Click to embiggen, if you don't believe there's a town there.

I know, it's too small to see at this scale, but at the end of that arrow is the town where I grew up. So, here it is up close:

You are here.
Remember, each of those dots is a person---about 6000 of them. And when I look at this, I not only "see" the neighborhoods where my friends once lived, but also something of the topography. Can you tell where the main road (and train tracks) go through town? Can you tell where the university is, with its abundance of students? Would it surprise you to learn that there's a mountain at the southeast edge of town (where the dots line up, but go no further)? Even without the street labels, I can make a pretty good guess of where my mother's house is, because there is an empty space on the map for the elementary school---just a block away from the house.

Does this help?

What about this? You can definitely see the mountains better.

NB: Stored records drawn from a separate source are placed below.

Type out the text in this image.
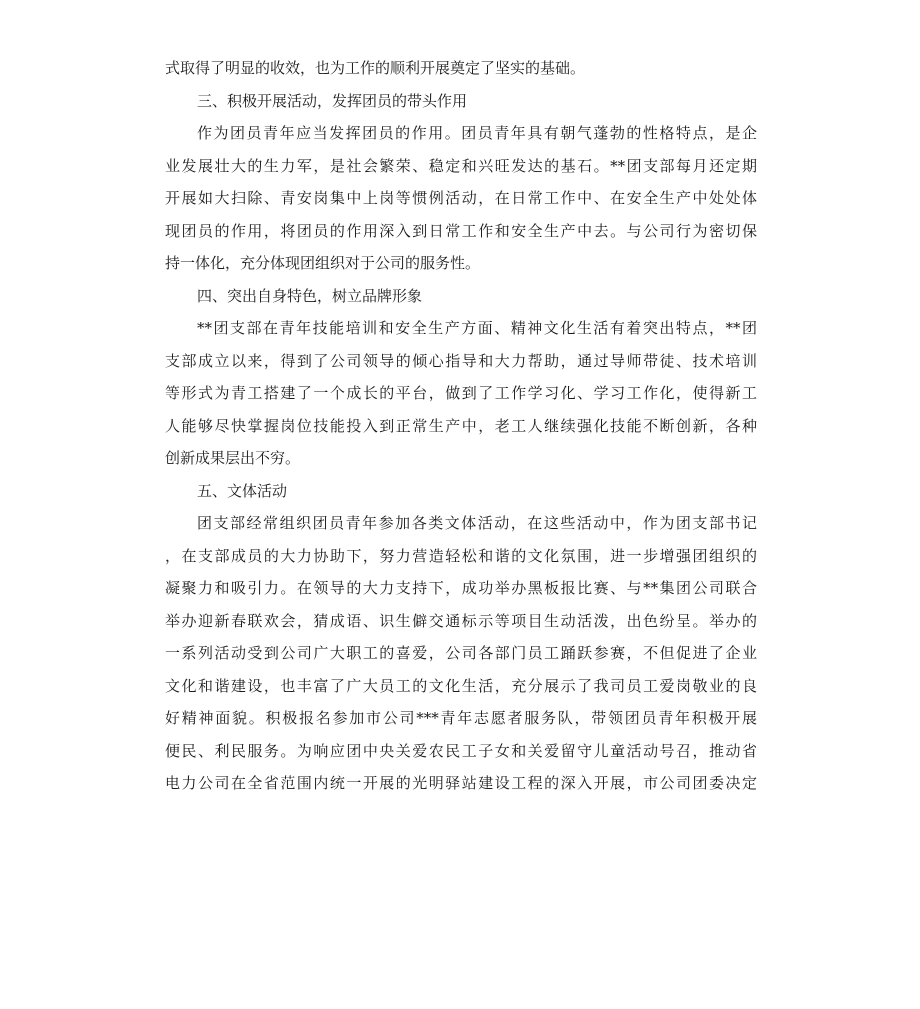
式取得了明显的收效，也为工作的顺利开展奠定了坚实的基础。
三、积极开展活动，发挥团员的带头作用
作为团员青年应当发挥团员的作用。团员青年具有朝气蓬勃的性格特点，是企
业发展壮大的生力军，是社会繁荣、稳定和兴旺发达的基石。**团支部每月还定期
开展如大扫除、青安岗集中上岗等惯例活动，在日常工作中、在安全生产中处处体
现团员的作用，将团员的作用深入到日常工作和安全生产中去。与公司行为密切保
持一体化，充分体现团组织对于公司的服务性。
四、突出自身特色，树立品牌形象
**团支部在青年技能培训和安全生产方面、精神文化生活有着突出特点，**团
支部成立以来，得到了公司领导的倾心指导和大力帮助，通过导师带徒、技术培训
等形式为青工搭建了一个成长的平台，做到了工作学习化、学习工作化，使得新工
人能够尽快掌握岗位技能投入到正常生产中，老工人继续强化技能不断创新，各种
创新成果层出不穷。
五、文体活动
团支部经常组织团员青年参加各类文体活动，在这些活动中，作为团支部书记
，在支部成员的大力协助下，努力营造轻松和谐的文化氛围，进一步增强团组织的
凝聚力和吸引力。在领导的大力支持下，成功举办黑板报比赛、与**集团公司联合
举办迎新春联欢会，猜成语、识生僻交通标示等项目生动活泼，出色纷呈。举办的
一系列活动受到公司广大职工的喜爱，公司各部门员工踊跃参赛，不但促进了企业
文化和谐建设，也丰富了广大员工的文化生活，充分展示了我司员工爱岗敬业的良
好精神面貌。积极报名参加市公司***青年志愿者服务队，带领团员青年积极开展
便民、利民服务。为响应团中央关爱农民工子女和关爱留守儿童活动号召，推动省
电力公司在全省范围内统一开展的光明驿站建设工程的深入开展，市公司团委决定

The interesting thing to me that the Census Dot map does is that while it doesn't hold surprises at a large-scale, the more I poke around in different towns, the more small-scale questions I have. I see things with this map, in terms of use of space and concentrations of population, that I can't see with the other maps.

Useful or not for schools? I think it's another tool in the arsenal. What do those distributions of population tell you about the needs for access to public services---and is that happening? What about arts and culture? School buses are getting pretty sophisticated these days with GIS data, but I still wonder if there is something to learn from a look at population. What would this map tell us about the community we serve?

Go play and tell me what you divine from the dots: past, present, and future.